Recommendations au Gouvernement
- Reformer la loi n°98-750 du 23 déc 1998 relative au foncier rural afin de l’adapter aux réalités actuelles ; – Promouvoir la cohésion sociale à travers des émissions télé et radio dans les principales langues du pays sur les chaines nationales (RTI, radio CI et fréquence 2) ; – Mettre en place dans les régions potentiellement exposées aux conflits intercommunautaires, des comités locaux, composés de personnes formées sur les techniques de médiation; – Eduquer les populations à la citoyenneté; – Promouvoir le jeu à caractère de plaisanterie inter-ethnique.
Recommendations à la Société Civile
– Poursuivre inlassablement ses actions en faveur de la cohésion sociale; – Faire des campagnes de vulgarisation de la loi de 1998 sur le foncier, méconnue des populations, afin qu’elles s’imprègnent et s’approprient pour éviter les conflits fonciers ;
Recommendations aux partenaires
- Appuyer financièrement et techniquement la société civile dans toutes les activités relatives à la paix et à la cohésion sociale ; – Faire du lobbying auprès des autorités pour la mise en œuvre des différentes recommandations des OSC relatives à la cohésion sociale.
Globalement, le sentiment que l’accès aux emplois publics n’est pas égalitaire et donc ne repose pas sur des critères objectifs de mérite, semble être largement partagé. En effet, ce sont 74% des enquêtés qui pensent que les nominations aux emplois publics, ainsi que l’accessibilité aux concours de la fonction publique manque de transparence et d’équité. Pour inspirer confiance à l’ensemble de la population, l’Administration doit être neutre et l’Etat doit garantir un accès équitable aux emplois publics à tous.
La garantie de non répétition est un droit reconnu aux victimes de graves violations des droits de l’homme. Elle implique qu’au terme d’un processus de justice transitionnelle, les autorités de transition opèrent les réformes législatives et institutionnelles nécessaires pour éviter que les mêmes violations ne se répètent. Dans le processus ivoirien, le gouvernement a procédé à une série de réformes notamment celle de la Constitution, de la loi sur la nationalité, de la loi sur la Commission électorale indépendante (CEI) et de la loi sur le foncier rural.

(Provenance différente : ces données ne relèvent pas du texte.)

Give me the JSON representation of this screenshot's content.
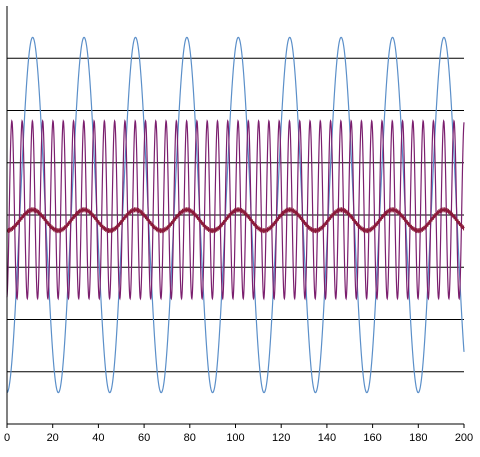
{
  "chart_data": {
    "type": "line",
    "title": "",
    "xlabel": "",
    "ylabel": "",
    "xlim": [
      0,
      200
    ],
    "ylim": [
      -4,
      4
    ],
    "x_ticks": [
      "0",
      "20",
      "40",
      "60",
      "80",
      "100",
      "120",
      "140",
      "160",
      "180",
      "200"
    ],
    "gridlines_y": [
      -3,
      -2,
      -1,
      0,
      1,
      2,
      3
    ],
    "grid": "horizontal",
    "legend": "none",
    "series": [
      {
        "color": "#5b8fc9",
        "amplitude": 3.4,
        "period": 22.5,
        "phase_x": 5.6,
        "offset": 0,
        "marker": "none"
      },
      {
        "color": "#7b1f6e",
        "amplitude": 1.7,
        "period": 4.5,
        "phase_x": 1.0,
        "offset": 0.1,
        "marker": "none"
      },
      {
        "color": "#8b1a3a",
        "amplitude": 0.2,
        "period": 22.5,
        "phase_x": 5.6,
        "offset": -0.1,
        "marker": "dense"
      }
    ]
  }
}
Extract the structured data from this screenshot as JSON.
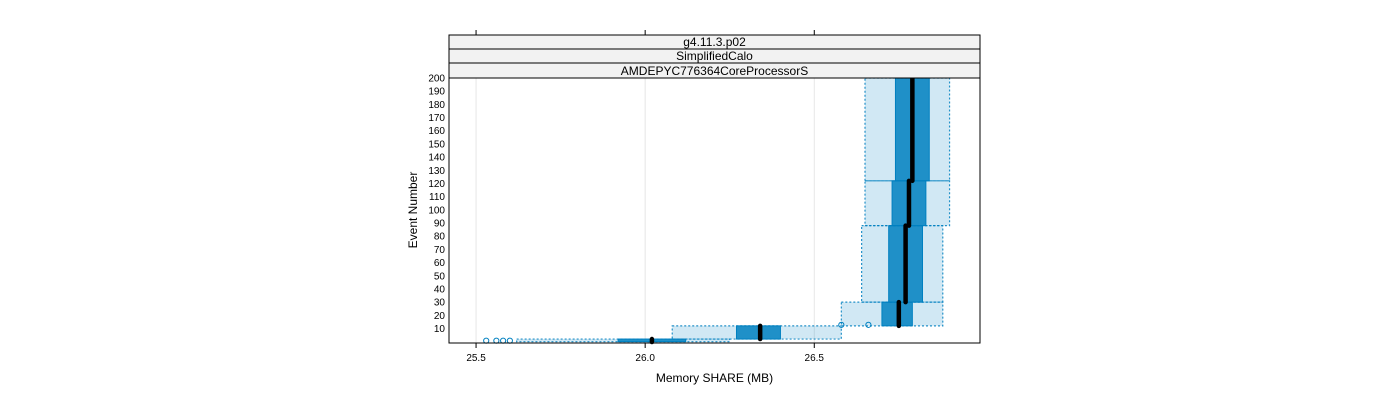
{
  "chart_data": {
    "type": "box",
    "strips": [
      "g4.11.3.p02",
      "SimplifiedCalo",
      "AMDEPYC776364CoreProcessorS"
    ],
    "xlabel": "Memory SHARE (MB)",
    "ylabel": "Event Number",
    "xlim": [
      25.42,
      26.99
    ],
    "ylim": [
      -1,
      200
    ],
    "xticks": [
      "25.5",
      "26.0",
      "26.5"
    ],
    "yticks": [
      "10",
      "20",
      "30",
      "40",
      "50",
      "60",
      "70",
      "80",
      "90",
      "100",
      "110",
      "120",
      "130",
      "140",
      "150",
      "160",
      "170",
      "180",
      "190",
      "200"
    ],
    "grid": true,
    "box_color": "#0080c0",
    "median_color": "#000000",
    "boxes": [
      {
        "y_from": 0,
        "y_to": 2,
        "whisker_low": 25.62,
        "q1": 25.92,
        "median": 26.02,
        "q3": 26.12,
        "whisker_high": 26.25,
        "outliers": [
          25.53,
          25.56,
          25.58,
          25.6
        ]
      },
      {
        "y_from": 2,
        "y_to": 12,
        "whisker_low": 26.08,
        "q1": 26.27,
        "median": 26.34,
        "q3": 26.4,
        "whisker_high": 26.58
      },
      {
        "y_from": 12,
        "y_to": 30,
        "whisker_low": 26.58,
        "q1": 26.7,
        "median": 26.75,
        "q3": 26.79,
        "whisker_high": 26.88,
        "outliers": [
          26.58,
          26.66
        ]
      },
      {
        "y_from": 30,
        "y_to": 88,
        "whisker_low": 26.64,
        "q1": 26.72,
        "median": 26.77,
        "q3": 26.82,
        "whisker_high": 26.88
      },
      {
        "y_from": 88,
        "y_to": 122,
        "whisker_low": 26.65,
        "q1": 26.73,
        "median": 26.78,
        "q3": 26.83,
        "whisker_high": 26.9
      },
      {
        "y_from": 122,
        "y_to": 200,
        "whisker_low": 26.65,
        "q1": 26.74,
        "median": 26.79,
        "q3": 26.84,
        "whisker_high": 26.9
      }
    ]
  }
}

Une des questions était de savoir si la CEI et le Conseil Constitutionnel étaient dignes de confiance. A cette question, les enquêtées ont répondu à 62,21% que ces institutions n’emportaient pas leur confiance. Mieux, sur les 37, 79 % restant, seul 20% affirme avoir totalement confiance dans ces organes électoraux.
L’examen des tableaux par grand groupe ethnique fait apparaitre que 54,3% des mandés du nord estiment que le gouvernement a beaucoup fait en vue de doter la Côte d’Ivoire d’institutions électorales crédibles. Au contraire, les krou ne soutiennent qu’à 7,5% que le gouvernement a engagé des réformes nécessaires pour un cadre électoral crédible. Comment expliquer cette différence de perception ? Elle peut s’expliquer par les affinités politiques des uns et des autres.